Francisco Palhares, gerente-executivo do Ibama no Distrito Federal,
rechaça a acusação. “Não conheço esses dois, nunca vi, meus critérios
são meramente técnicos. Este assunto está encerrado para mim", diz ele,
que é provável candidato a deputado distrital nas eleições deste ano.
Boicote – Mas os irmãos Imperial não estão dispostos a se calar.
Queixam-se de boicote por parte do Ibama, que costumava soltar na
propriedade animais do Cerrado apreendidos em suas operações. “Existe
uma ordem expressa entre os funcionários do Ibama, dada pelo
gerente-executivo Francisco Palhares, de não realizar mais nenhuma
soltura de animais na propriedade”, afirma Márcio. “Ele tem o objetivo
claro de utilizar o lugar a seu favor. Por isso está sabotando a
fazenda, já que os animais são uma das atrações para quem vem”. A
Fazenda Imperial já recebeu até onça apreendida pelo Ibama.
Francisco Palhares negou-se a comentar o suposto boicote à soltura de
animais na fazenda, e usou um argumento surpreendente para contestar a
legitimidade do trabalho: “A propriedade é da União”. O que
transformaria os irmãos em grileiros. Marcelo Imperial garante que o
Tribunal Regional Federal (TRF) confirmou, em segunda instância, a
titularidade da fazenda. E a própria emenda aprovada no Congresso
considera a terra privada, uma vez que prevê sua desapropriação.
O deputado José Roberto Arruda (PFL) é um dos defensores da tese de
que a área está em boas mãos. “A Fazenda Imperial é um patrimônio do
Distrito Federal, graças ao esforço destes empresários que foram
felizes em suas ações, sem ajuda nenhuma de governo. Eles seguem todas
as normas e não podem ser punidos por terem preservado a área, por
terem realizado isso. Deixar o terreno em um parque cujo fiscalizador
é o Ibama, cujo aparelho está falido, é certamente entregar o projeto
à ruína. Aquilo é um corredor ecológico saudável de 4 mil hectares de
Cerrado”, ressalta Arruda, forte candidato ao governo do Distrito
Federal.
“Como é que o Ibama pretende manter o nível de qualidade ambiental que
hoje existe ali?”, pergunta Arruda. “Do mesmo jeito que se faz em todo
o país. Nosso parque é o mais bem conservado do Brasil”, responde
Francisco Palhares.
Com a aprovação do projeto pelo Senado, só falta a sanção de Lula para
Márcio e Marcelo perdem sua propriedade. Mas eles pretendem brigar até
o fim. “Nós vamos acionar a Justiça, entrar com mandado, fazer o
diabo”, avisa Márcio, sacando da manga mais acusações contra o Ibama.

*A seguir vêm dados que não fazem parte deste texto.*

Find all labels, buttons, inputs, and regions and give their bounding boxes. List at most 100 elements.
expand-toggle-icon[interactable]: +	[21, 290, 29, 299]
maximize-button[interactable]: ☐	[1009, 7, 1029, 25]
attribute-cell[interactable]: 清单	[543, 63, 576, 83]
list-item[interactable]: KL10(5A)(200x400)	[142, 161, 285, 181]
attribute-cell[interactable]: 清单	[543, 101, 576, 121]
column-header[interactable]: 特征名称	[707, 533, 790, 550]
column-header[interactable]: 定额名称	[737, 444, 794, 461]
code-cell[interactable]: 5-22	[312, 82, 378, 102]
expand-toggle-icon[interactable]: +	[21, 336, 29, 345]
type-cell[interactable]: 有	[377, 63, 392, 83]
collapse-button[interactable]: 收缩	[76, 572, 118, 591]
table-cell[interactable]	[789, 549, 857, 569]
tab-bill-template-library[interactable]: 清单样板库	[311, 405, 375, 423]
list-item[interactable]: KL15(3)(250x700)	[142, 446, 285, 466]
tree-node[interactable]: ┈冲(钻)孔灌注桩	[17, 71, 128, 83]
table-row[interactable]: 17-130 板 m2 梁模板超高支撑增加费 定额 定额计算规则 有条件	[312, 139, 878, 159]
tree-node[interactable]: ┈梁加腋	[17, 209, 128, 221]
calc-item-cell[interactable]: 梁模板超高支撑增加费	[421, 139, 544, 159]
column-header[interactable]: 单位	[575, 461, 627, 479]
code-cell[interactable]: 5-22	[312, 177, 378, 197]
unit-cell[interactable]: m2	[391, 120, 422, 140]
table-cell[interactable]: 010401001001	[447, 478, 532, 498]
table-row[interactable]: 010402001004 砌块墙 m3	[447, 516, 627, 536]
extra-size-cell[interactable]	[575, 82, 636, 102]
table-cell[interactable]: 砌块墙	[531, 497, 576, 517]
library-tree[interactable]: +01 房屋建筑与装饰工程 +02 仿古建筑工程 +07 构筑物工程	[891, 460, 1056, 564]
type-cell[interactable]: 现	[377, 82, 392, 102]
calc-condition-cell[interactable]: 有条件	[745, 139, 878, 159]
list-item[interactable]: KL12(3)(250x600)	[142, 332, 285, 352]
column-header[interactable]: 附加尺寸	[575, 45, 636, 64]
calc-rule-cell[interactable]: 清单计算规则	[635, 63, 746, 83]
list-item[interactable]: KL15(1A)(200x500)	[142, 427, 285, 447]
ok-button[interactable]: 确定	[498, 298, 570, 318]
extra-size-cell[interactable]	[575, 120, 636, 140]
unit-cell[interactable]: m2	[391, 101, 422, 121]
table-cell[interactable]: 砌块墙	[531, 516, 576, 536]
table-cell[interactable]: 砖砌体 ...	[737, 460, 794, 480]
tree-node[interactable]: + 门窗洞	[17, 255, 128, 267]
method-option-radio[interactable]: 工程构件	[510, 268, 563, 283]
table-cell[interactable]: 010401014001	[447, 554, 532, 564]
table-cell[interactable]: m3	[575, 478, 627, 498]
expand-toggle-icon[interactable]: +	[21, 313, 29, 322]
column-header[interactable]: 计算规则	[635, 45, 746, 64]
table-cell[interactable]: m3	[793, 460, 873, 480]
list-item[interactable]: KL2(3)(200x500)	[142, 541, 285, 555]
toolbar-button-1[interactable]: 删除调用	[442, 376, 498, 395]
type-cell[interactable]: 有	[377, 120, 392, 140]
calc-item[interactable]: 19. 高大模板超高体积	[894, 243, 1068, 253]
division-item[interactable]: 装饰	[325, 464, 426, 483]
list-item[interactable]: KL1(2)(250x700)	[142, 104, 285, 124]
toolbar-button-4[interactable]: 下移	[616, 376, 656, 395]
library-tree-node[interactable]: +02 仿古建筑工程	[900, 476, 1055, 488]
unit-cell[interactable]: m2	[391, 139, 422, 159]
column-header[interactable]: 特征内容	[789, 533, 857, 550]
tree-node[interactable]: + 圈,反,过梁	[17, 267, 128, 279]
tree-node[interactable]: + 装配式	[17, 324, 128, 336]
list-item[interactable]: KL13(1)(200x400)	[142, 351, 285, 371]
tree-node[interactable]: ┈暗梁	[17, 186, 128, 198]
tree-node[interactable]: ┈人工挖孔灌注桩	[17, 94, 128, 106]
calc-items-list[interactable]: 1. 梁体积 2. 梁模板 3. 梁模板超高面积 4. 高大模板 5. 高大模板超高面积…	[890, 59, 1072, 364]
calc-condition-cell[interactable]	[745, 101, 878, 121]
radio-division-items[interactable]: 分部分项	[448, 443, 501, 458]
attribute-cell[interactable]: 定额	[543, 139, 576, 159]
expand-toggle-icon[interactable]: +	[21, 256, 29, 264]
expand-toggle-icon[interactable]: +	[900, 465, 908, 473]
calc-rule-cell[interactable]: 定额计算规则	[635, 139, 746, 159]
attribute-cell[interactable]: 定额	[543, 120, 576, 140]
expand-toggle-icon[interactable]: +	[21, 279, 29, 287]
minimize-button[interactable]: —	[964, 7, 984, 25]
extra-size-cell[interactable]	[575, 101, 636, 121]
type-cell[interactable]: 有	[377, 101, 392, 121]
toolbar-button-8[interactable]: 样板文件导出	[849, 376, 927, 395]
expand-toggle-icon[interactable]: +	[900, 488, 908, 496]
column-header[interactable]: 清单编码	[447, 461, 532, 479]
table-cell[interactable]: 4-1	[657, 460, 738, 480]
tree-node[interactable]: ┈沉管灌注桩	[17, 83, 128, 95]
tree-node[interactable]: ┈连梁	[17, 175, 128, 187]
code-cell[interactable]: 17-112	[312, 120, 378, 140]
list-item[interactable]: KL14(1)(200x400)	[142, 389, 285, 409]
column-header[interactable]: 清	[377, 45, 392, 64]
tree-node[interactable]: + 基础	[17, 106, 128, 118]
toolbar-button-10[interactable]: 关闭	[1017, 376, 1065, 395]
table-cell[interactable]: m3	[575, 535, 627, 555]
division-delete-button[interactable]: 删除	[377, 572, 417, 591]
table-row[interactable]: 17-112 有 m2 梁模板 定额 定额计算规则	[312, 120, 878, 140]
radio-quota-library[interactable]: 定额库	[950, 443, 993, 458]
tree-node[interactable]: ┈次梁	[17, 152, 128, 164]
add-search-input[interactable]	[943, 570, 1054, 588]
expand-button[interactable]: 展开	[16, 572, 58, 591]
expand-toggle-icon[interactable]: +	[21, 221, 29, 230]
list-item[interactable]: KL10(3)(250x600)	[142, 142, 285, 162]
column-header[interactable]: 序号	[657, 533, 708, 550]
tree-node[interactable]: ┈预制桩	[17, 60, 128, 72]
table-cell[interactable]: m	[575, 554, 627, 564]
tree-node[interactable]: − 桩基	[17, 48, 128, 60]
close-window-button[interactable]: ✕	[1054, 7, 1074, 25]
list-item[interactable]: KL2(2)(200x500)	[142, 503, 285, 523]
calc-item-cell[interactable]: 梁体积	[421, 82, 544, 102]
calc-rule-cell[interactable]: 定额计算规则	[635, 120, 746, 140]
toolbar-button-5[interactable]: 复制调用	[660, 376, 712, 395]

Diz ele que em uma propriedade perto dali, pertencente à União, há uma
lavra de água mineral da marca Pura e Leve, que recebeu do Ibama
autorização para distribuição e venda comercial. “Os consumidores são
o próprio Ibama, Congresso Nacional, ministérios e autarquias. É a
Praça dos Três Poderes bebendo água da União, vendida irregularmente”,
acusa. Por sua assessoria, o Ibama respondeu que as terras pertencem à
Terracap, e não à União.
Não que seja esse o plano para as fartas águas da Imperial. Mas a
fazenda ecoturística parece ser um caso clássico de time que está
ganhando. Daqueles em que não se deveria mexer.